Automatic detection of epileptic seizure events using the time-frequency features and machine learning

Abstract

Computer-aided seizure detection from the long-term EEG has shown great potential in improving the epilepsy diagnosis accuracy and efficiency. This study was aimed to utilize prior knowledge about the epileptic EEG signals in choosing the algorithms and parameters in order to improve the performance and robustness for seizure detection. Our choices included the kurtosis-based channel selection, five-level empirical wavelet transform (EWT) for EEG signal decomposition adaptive to the power spectra of individual channels, the direct use of the instantaneous time–frequency features, and post-processing of classification outcomes.
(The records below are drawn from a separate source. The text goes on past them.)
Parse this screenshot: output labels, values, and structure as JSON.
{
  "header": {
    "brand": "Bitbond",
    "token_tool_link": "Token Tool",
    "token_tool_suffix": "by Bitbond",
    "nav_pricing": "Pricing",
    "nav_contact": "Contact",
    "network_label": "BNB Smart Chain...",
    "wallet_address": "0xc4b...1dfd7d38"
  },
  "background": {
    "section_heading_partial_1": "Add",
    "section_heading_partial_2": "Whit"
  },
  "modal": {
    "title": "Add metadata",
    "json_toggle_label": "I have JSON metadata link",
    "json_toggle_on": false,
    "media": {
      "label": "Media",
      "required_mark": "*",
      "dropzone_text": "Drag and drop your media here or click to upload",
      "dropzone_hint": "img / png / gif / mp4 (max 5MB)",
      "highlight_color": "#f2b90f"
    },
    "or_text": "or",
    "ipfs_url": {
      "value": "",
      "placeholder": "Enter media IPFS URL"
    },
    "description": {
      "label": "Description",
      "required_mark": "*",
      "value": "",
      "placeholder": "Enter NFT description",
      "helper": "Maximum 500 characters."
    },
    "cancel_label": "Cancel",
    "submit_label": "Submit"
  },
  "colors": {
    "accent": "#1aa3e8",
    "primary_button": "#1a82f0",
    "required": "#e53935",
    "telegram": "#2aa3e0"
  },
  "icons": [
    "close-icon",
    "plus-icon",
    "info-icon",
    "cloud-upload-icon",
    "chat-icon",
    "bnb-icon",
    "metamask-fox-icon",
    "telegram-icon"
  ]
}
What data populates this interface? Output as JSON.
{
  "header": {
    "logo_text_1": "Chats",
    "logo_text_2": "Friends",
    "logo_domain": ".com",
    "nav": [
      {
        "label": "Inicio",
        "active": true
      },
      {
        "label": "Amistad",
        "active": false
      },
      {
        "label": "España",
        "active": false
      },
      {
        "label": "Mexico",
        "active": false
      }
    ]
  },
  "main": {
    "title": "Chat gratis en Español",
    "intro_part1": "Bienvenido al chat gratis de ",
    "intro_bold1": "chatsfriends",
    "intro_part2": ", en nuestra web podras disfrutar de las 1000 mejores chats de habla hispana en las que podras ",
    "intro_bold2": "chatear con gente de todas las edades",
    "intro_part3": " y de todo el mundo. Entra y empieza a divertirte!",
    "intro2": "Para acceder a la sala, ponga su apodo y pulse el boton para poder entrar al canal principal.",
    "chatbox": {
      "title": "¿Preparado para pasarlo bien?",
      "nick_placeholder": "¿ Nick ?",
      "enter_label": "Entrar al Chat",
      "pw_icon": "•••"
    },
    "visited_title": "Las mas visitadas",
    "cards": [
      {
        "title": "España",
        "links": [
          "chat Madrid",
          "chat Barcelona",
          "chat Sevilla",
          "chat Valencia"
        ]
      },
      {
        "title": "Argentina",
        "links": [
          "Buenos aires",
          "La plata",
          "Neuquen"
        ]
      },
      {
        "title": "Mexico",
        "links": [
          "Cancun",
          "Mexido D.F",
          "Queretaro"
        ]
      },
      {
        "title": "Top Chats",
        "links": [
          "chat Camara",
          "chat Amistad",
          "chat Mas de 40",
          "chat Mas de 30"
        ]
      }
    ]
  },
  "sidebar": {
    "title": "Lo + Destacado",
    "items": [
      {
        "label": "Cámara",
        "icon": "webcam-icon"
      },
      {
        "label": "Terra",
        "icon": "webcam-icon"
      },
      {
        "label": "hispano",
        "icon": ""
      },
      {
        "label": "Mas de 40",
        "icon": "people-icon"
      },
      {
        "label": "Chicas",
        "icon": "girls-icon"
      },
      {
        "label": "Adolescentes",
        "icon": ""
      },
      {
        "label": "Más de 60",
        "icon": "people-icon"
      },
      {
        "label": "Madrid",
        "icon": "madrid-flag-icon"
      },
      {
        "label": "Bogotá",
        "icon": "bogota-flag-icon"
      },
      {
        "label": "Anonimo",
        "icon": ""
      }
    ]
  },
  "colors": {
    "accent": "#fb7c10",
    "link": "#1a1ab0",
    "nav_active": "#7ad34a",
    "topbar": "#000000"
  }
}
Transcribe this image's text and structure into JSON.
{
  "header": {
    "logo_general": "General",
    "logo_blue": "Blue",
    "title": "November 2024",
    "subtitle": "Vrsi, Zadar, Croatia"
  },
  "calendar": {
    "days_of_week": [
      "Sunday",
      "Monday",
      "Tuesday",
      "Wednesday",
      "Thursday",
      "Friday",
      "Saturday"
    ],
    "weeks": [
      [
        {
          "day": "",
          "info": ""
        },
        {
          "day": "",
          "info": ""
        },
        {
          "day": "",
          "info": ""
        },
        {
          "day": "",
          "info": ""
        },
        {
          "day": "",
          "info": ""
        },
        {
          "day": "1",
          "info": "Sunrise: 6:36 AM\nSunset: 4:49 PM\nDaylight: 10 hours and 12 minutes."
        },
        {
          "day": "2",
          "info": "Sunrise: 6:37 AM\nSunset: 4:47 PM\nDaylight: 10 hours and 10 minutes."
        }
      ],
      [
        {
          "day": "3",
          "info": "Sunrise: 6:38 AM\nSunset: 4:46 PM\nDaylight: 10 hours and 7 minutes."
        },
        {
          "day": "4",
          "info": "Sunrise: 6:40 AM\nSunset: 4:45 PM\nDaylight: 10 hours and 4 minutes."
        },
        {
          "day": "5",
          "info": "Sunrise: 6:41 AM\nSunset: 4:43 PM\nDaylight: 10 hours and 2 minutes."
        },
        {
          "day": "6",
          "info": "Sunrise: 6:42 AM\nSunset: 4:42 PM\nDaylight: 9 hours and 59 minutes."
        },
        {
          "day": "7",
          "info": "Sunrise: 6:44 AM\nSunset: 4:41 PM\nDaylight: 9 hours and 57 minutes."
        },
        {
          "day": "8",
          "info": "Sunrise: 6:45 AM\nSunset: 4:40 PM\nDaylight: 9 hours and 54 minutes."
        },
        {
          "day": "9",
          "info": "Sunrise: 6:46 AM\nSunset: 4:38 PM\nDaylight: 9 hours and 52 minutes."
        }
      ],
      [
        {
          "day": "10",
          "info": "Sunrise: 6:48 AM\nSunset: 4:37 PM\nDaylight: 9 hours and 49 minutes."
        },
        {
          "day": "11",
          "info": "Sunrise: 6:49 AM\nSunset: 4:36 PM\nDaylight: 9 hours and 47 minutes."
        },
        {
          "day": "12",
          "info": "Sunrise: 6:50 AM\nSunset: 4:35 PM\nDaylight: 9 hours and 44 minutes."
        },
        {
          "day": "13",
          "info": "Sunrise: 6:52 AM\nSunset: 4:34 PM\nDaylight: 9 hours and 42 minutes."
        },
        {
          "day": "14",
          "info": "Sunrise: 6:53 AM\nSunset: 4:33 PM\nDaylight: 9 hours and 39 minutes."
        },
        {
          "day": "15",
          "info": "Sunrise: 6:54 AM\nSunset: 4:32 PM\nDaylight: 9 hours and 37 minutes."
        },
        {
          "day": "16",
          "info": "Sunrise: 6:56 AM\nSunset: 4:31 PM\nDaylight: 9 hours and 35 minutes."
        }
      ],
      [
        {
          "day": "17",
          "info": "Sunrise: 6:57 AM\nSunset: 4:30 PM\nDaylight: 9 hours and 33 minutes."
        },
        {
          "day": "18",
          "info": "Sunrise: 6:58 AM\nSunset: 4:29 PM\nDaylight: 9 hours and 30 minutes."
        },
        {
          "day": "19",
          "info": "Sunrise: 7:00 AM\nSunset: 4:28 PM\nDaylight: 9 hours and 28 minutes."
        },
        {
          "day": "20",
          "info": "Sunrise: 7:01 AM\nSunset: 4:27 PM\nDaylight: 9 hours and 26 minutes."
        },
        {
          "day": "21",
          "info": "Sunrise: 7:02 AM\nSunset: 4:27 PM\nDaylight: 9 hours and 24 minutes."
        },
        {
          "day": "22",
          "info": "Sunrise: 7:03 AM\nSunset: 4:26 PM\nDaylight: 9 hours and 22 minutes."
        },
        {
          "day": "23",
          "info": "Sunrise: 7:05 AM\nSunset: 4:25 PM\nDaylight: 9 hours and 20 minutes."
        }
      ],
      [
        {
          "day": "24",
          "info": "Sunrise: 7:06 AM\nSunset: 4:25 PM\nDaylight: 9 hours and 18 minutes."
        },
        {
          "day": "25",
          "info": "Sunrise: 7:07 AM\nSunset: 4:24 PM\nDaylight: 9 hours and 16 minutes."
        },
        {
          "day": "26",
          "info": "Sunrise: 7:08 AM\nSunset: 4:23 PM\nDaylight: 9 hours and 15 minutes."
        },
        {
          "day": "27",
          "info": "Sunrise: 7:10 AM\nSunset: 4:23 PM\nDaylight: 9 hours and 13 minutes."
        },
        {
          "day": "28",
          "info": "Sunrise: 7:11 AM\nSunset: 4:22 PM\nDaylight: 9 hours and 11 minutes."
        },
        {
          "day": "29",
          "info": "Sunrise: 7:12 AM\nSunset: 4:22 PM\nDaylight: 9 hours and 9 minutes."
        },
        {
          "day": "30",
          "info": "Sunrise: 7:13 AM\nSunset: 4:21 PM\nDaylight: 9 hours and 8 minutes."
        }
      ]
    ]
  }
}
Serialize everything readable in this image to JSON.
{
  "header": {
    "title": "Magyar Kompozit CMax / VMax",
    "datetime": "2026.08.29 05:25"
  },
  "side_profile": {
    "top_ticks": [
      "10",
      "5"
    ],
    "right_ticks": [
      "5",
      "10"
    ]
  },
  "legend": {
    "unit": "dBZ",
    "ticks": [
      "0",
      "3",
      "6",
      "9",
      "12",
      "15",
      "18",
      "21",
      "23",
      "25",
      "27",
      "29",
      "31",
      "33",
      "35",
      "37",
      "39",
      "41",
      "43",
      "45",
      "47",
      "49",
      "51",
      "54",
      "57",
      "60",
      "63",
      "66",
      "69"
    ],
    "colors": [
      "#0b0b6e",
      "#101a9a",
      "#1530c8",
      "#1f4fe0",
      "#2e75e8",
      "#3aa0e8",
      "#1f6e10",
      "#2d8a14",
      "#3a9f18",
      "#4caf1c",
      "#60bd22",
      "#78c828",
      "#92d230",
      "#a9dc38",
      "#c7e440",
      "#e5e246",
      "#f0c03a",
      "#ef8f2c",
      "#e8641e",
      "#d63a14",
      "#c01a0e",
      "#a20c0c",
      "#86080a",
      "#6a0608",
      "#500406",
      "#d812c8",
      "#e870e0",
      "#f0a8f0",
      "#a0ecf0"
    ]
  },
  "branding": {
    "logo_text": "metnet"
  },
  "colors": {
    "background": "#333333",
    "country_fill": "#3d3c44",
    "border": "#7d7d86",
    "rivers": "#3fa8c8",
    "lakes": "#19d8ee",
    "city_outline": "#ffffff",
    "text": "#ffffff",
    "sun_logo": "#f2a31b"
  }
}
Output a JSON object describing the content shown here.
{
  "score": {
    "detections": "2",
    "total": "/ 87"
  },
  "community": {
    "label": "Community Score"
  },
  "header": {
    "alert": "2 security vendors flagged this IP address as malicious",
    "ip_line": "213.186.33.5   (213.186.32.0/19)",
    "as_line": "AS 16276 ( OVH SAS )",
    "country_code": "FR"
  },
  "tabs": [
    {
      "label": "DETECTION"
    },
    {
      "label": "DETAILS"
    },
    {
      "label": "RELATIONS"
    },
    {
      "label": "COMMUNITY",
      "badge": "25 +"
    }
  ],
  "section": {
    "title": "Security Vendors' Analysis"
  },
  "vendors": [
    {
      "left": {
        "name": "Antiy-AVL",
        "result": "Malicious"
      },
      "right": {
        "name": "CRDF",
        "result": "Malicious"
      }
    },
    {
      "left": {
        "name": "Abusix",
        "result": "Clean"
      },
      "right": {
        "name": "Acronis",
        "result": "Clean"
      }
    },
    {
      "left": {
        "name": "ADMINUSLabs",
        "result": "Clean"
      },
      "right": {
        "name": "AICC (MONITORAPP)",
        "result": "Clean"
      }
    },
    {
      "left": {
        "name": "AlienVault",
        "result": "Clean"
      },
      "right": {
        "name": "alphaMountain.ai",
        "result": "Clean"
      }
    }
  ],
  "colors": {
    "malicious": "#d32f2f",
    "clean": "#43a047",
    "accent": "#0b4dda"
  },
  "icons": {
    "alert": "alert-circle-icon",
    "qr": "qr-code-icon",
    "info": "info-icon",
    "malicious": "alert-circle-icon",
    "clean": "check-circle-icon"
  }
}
Using the publicly available CHB-MIT epileptic EEG database, we tested our algorithm against the high performance ones published in the recent literature and the high potential alternatives. Our algorithm achieved the mean sensitivity, specificity, and accuracy of 99.77%, 99.88%, and 99.88%, respectively, surpassing the best results in the literature in terms of mean performance. More importantly, the performance was highly consistent across all the tested patient cases. Statistical analysis showed that the levels of EWT and the direct use of time–frequency features had the greatest impacts on the final seizure detection performance. In addition, our results showed that k-nearest neighbors (KNN) and support vector machine (SVM) outperformed random forest (RF) classifier, contrary to the finding the RF being the best for seizure detection task in the literature. Our findings demonstrate the value of prior-knowledge-based feature extraction and suggest the equal importance of feature extraction and classifier in the seizure detection algorithm.